Test del DNA fetale: linee guida

L'esame del DNA fetale è un nuovo test prenatale non invasivo che valuta il rischio del feto di essere affetto da alcune malattie e può essere eseguito già alla decima settimana di gravidanza.
 

Test del DNA fetale: il test di screening prenatale valuta il rischio che il feto sia affetto da alcune patologie, in particolare malformazioni cromosomiche. © Dmitry Kalinovsky/123rf

Test del DNA fetale: di che cosa si tratta? Sostanzialmente parlando di esame del DNA fetale s'intende una tecnica relativamente nuova di screening prenatale che, in modo non invasivo, permette di valutare - già a partire dalla decima settimana di gravidanza, anche se  il suggerimento è quello di sottoporvisi durante la 12esima settimana - il rischio che il feto sia affetto da alcune patologie, in particolare malformazioni cromosomiche. Ecco come funziona e qualche informazione utile.

 

Esame DNA fetale: come funziona?

Questo test di screening prenatale consta di un semplice prelievo del sangue che può essere eseguito dalle future mamme a partire dalla decima settimana di gravidanza. Nel sangue materno, infatti, circolano cellule della placenta che contengono lo stesso corredo genetico del feto e che possono essere isolate e replicate in laboratorio per essere successivamente analizzate. L'analisi permette di effettuare uno screening sul corredo genetico del feto valutando anche l'eventuale presenza di anomalie cromosomiche, in particolare la trisomia 21 (responsabile della sindrome di Down) e le trisomie 13 (sindrome di Patau) e 18 (sindrome di Edwards). Per quanto riguarda la sindrome di Down, in particolare, questo esame ha un'attendibilità superiore al 99% (con un numero ridotto della percentuale di falsi positivi), anche se è importante ricordare che si tratta, in ogni caso, di un esame di screening e non diagnostico che permette di analizzare quindi le possibilità che esistano malformazioni, ma non può dare alcuna certezza.

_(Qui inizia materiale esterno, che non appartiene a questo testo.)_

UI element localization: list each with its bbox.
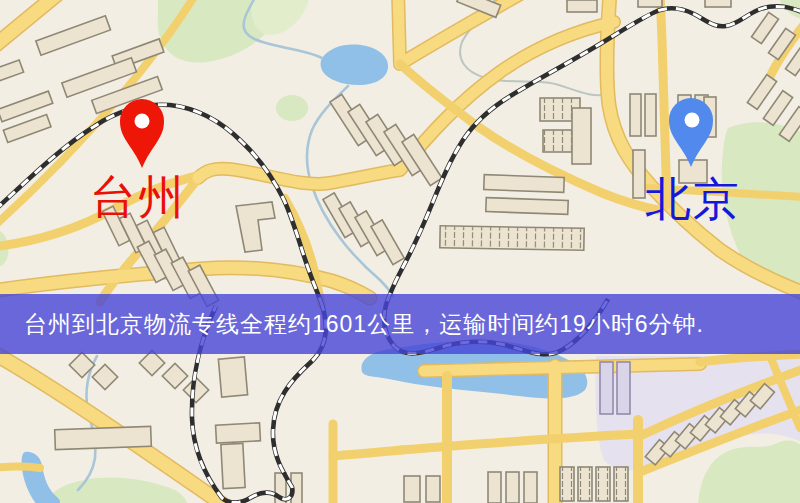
map-canvas[interactable]: 台州 北京 台州到北京物流专线全程约1601公里，运输时间约19小时6分钟. <box>0 0 800 503</box>
destination-city-label: 北京 <box>645 176 741 224</box>
route-info-text: 台州到北京物流专线全程约1601公里，运输时间约19小时6分钟. <box>0 309 704 340</box>
origin-pin-icon[interactable] <box>119 98 165 168</box>
route-info-banner: 台州到北京物流专线全程约1601公里，运输时间约19小时6分钟. <box>0 294 800 354</box>
destination-pin-icon[interactable] <box>668 97 714 167</box>
origin-city-label: 台州 <box>90 174 186 222</box>
map-graphics <box>0 0 800 503</box>
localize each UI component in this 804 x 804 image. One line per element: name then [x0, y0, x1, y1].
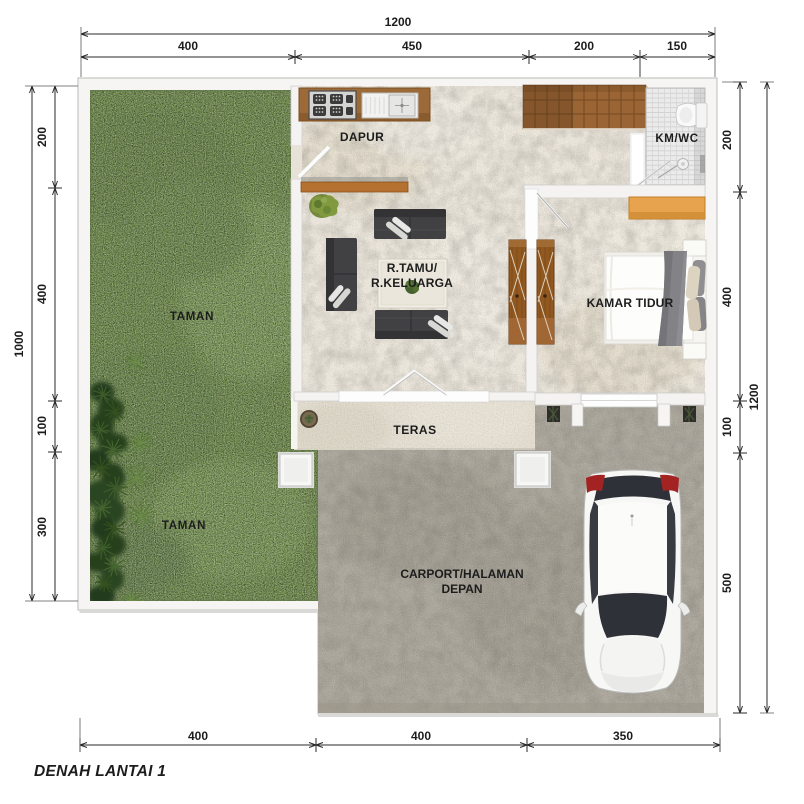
svg-text:TERAS: TERAS — [393, 423, 436, 437]
svg-text:150: 150 — [667, 39, 687, 53]
svg-text:400: 400 — [188, 729, 208, 743]
svg-text:KAMAR TIDUR: KAMAR TIDUR — [587, 296, 674, 310]
svg-text:400: 400 — [35, 284, 49, 304]
svg-text:DAPUR: DAPUR — [340, 130, 384, 144]
svg-text:CARPORT/HALAMAN: CARPORT/HALAMAN — [400, 567, 523, 581]
svg-text:200: 200 — [574, 39, 594, 53]
svg-text:450: 450 — [402, 39, 422, 53]
svg-text:350: 350 — [613, 729, 633, 743]
svg-text:DEPAN: DEPAN — [441, 582, 482, 596]
svg-text:200: 200 — [35, 127, 49, 147]
svg-text:R.TAMU/: R.TAMU/ — [387, 261, 438, 275]
svg-text:TAMAN: TAMAN — [162, 520, 206, 532]
svg-text:100: 100 — [35, 416, 49, 436]
svg-text:KM/WC: KM/WC — [655, 133, 698, 145]
svg-text:1200: 1200 — [385, 15, 412, 29]
svg-text:1000: 1000 — [12, 330, 26, 357]
svg-text:400: 400 — [720, 287, 734, 307]
svg-text:TAMAN: TAMAN — [170, 311, 214, 323]
svg-text:300: 300 — [35, 517, 49, 537]
svg-text:500: 500 — [720, 573, 734, 593]
svg-text:1200: 1200 — [747, 383, 761, 410]
svg-text:200: 200 — [720, 130, 734, 150]
svg-text:400: 400 — [178, 39, 198, 53]
svg-text:DENAH LANTAI 1: DENAH LANTAI 1 — [34, 763, 166, 780]
svg-text:R.KELUARGA: R.KELUARGA — [371, 276, 453, 290]
svg-text:100: 100 — [720, 417, 734, 437]
svg-text:400: 400 — [411, 729, 431, 743]
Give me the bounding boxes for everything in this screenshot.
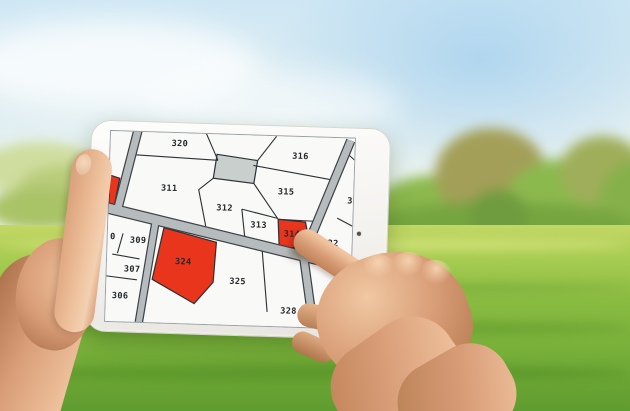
photo-scene: 3203163113153123133143332030930730632432…: [0, 0, 630, 411]
parcel-label-311: 311: [161, 184, 178, 194]
parcel-label-309: 309: [130, 236, 147, 246]
parcel-label-328: 328: [280, 306, 297, 316]
parcel-label-307: 307: [124, 264, 141, 274]
parcel-label-312: 312: [216, 203, 233, 213]
parcel-label-3: 3: [347, 196, 353, 206]
parcel-label-316: 316: [292, 152, 309, 162]
parcel-label-324: 324: [175, 257, 192, 267]
parcel-label-313: 313: [250, 220, 267, 230]
parcel-label-306: 306: [112, 291, 129, 301]
parcel-label-0: 0: [110, 232, 116, 242]
parcel-label-325: 325: [229, 277, 246, 287]
parcel-label-320: 320: [171, 139, 188, 149]
front-camera-icon: [357, 232, 361, 236]
parcel-label-315: 315: [278, 187, 295, 197]
knuckle: [362, 254, 394, 278]
cadastral-map: 3203163113153123133143332030930730632432…: [105, 131, 355, 329]
tablet-screen[interactable]: 3203163113153123133143332030930730632432…: [104, 130, 356, 330]
grass-streak: [0, 365, 630, 381]
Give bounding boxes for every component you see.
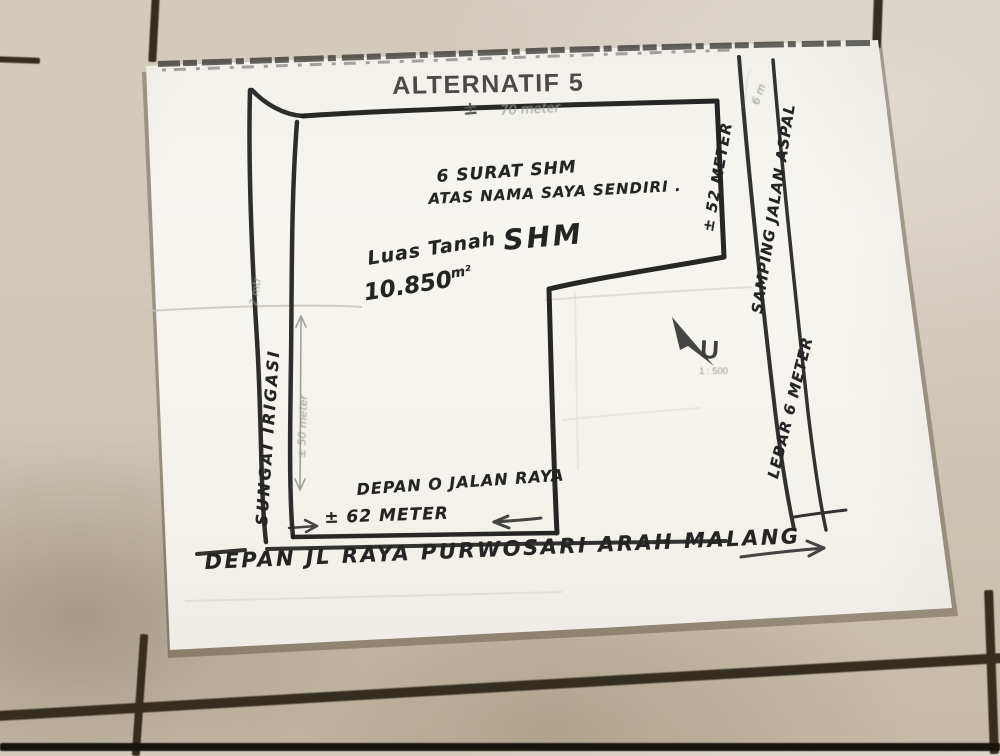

Test di screening: quando e perché farlo

Insomma, il test del DNA prenatale è certamente uno strumento in più tra gli esami di screening ma, e su questo gli esperti sono concordi, non può sostituire gli esami diagnostici come amniocentesi e villocentesi. Questo test, infatti, analizza i cromosomi in modo mirato mentre le due tecniche invasive oltre a dare risultati definitivi (vale a dire diagnosi e non stime), permettono uno sguardo all'insieme ai cromosomi fetali. Adatto in caso di gravidanze che non presentano rischi particolari (ma sconsigliato nel caso di gravidanze gemellari visto che pur evidenziando l'eventuale anomalia questo test non è in grado di attribuirla all'uno o all'altro gemello), il test del DNA prenatale può quindi anche rappresentare un passaggio intermedio in caso venga evidenziato un rischio aumentato durante gli esami di screening tradizionali (come il duo test). Questo esame (che non è rimborsabile dal Servizio Sanitario Nazionale e dunque può essere effettuato solo privatamente ad un costo che varia dai 700 ai 1000 euro circa) può essere effettuato già a partire dall'ottava settimana di gravidanza, ma il suggerimento è quello di attendere la dodicesima settimana di gestazione per evitare il rischio che la quantità di cellule della placenta in circolo nel sangue della mamma sia ancora troppo esigua. Come per tutti gli esami di screening prenatali il suggerimento è comunque quello di confrontarsi con il proprio ginecologo che valuterà il singolo caso e saprà consigliare al meglio il percorso da seguire.